Wonder Boys - Michael Chabon [19]
The overcoat was a trademark of his. It was an impermeable thrift-shop special with a plaid flannel lining and wide lapels, and it looked as though it had been trying for many years to keep the rain off the stooped shoulders of a long series of hard cases, drifters, and ordinary bums. It emitted an odor of bus station so desolate that just standing next to him you could feel your luck changing for the worse.
“I’m not supposed to be here, in case you were wondering,” he said. He shifted his shoulders under the weight of the knapsack he carried, and looked me in the eye for the first time. James Leer was a handsome kid; he had eyes that were large and dark and always seemed to shine with tears, a straight nose, a clear complexion, red lips; but there was something blurry and indeterminate about his features, as though he were still in the process of deciding what kind of a face he wanted to have. In the soft light radiating from the Gaskells’ house he looked painfully young. “I crashed. I came with Hannah Green.”
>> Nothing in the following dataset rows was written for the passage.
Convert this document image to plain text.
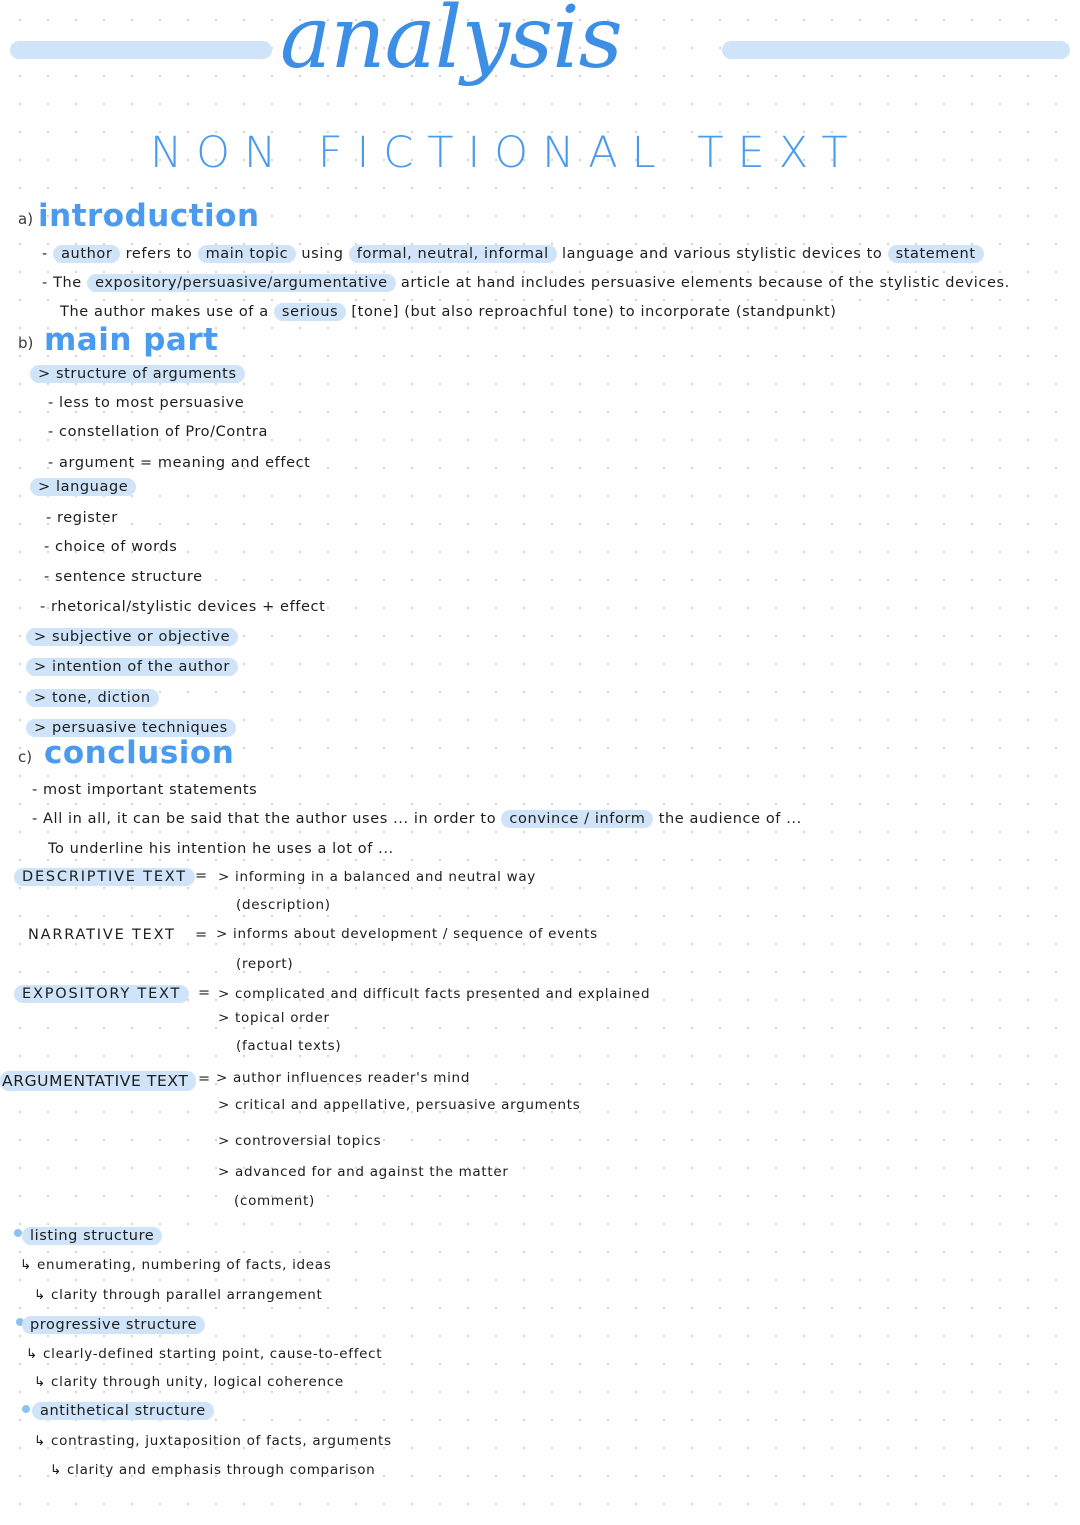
analysis
NON FICTIONAL TEXT
a) introduction
- author refers to main topic using formal, neutral, informal language and various stylistic devices to statement
- The expository/persuasive/argumentative article at hand includes persuasive elements because of the stylistic devices.
The author makes use of a serious [tone] (but also reproachful tone) to incorporate (standpunkt)
b) main part
> structure of arguments
- less to most persuasive
- constellation of Pro/Contra
- argument = meaning and effect
> language
- register
- choice of words
- sentence structure
- rhetorical/stylistic devices + effect
> subjective or objective
> intention of the author
> tone, diction
> persuasive techniques
c) conclusion
- most important statements
- All in all, it can be said that the author uses ... in order to convince / inform the audience of ...
To underline his intention he uses a lot of ...
DESCRIPTIVE TEXT = > informing in a balanced and neutral way
(description)
NARRATIVE TEXT = > informs about development / sequence of events
(report)
EXPOSITORY TEXT	= > complicated and difficult facts presented and explained
> topical order
(factual texts)
ARGUMENTATIVE TEXT = > author influences reader's mind
> critical and appellative, persuasive arguments
> controversial topics
> advanced for and against the matter
(comment)
listing structure
↳ enumerating, numbering of facts, ideas
↳ clarity through parallel arrangement
progressive structure
↳ clearly-defined starting point, cause-to-effect
↳ clarity through unity, logical coherence
antithetical structure
↳ contrasting, juxtaposition of facts, arguments
↳ clarity and emphasis through comparison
“That’s all right,” I said. Hannah Green was the most brilliant writer in the department. She was twenty years old, very pretty, and had already published two stories in The Paris Review. Her style was plain and poetic as rain on a daisy—she was particularly gifted at the description of empty land and horses. She lived in the basement of my house for a hundred dollars a month, and I was desperately in love with her. “You can say I invited you. I ought to have, anyway.”
“What are you doing out here?”
“I was about to smoke a joint, as a matter of fact. Would you care to join me?”
“No, thank you,” he said, looking uncomfortable. He unbuttoned his overcoat, and I saw that he was still wearing the tight black suit and skinny tie he had seen fit to wear to the discussion of his story that afternoon, over a faded glen plaid shirt. “I don’t like to lose control of my emotions.”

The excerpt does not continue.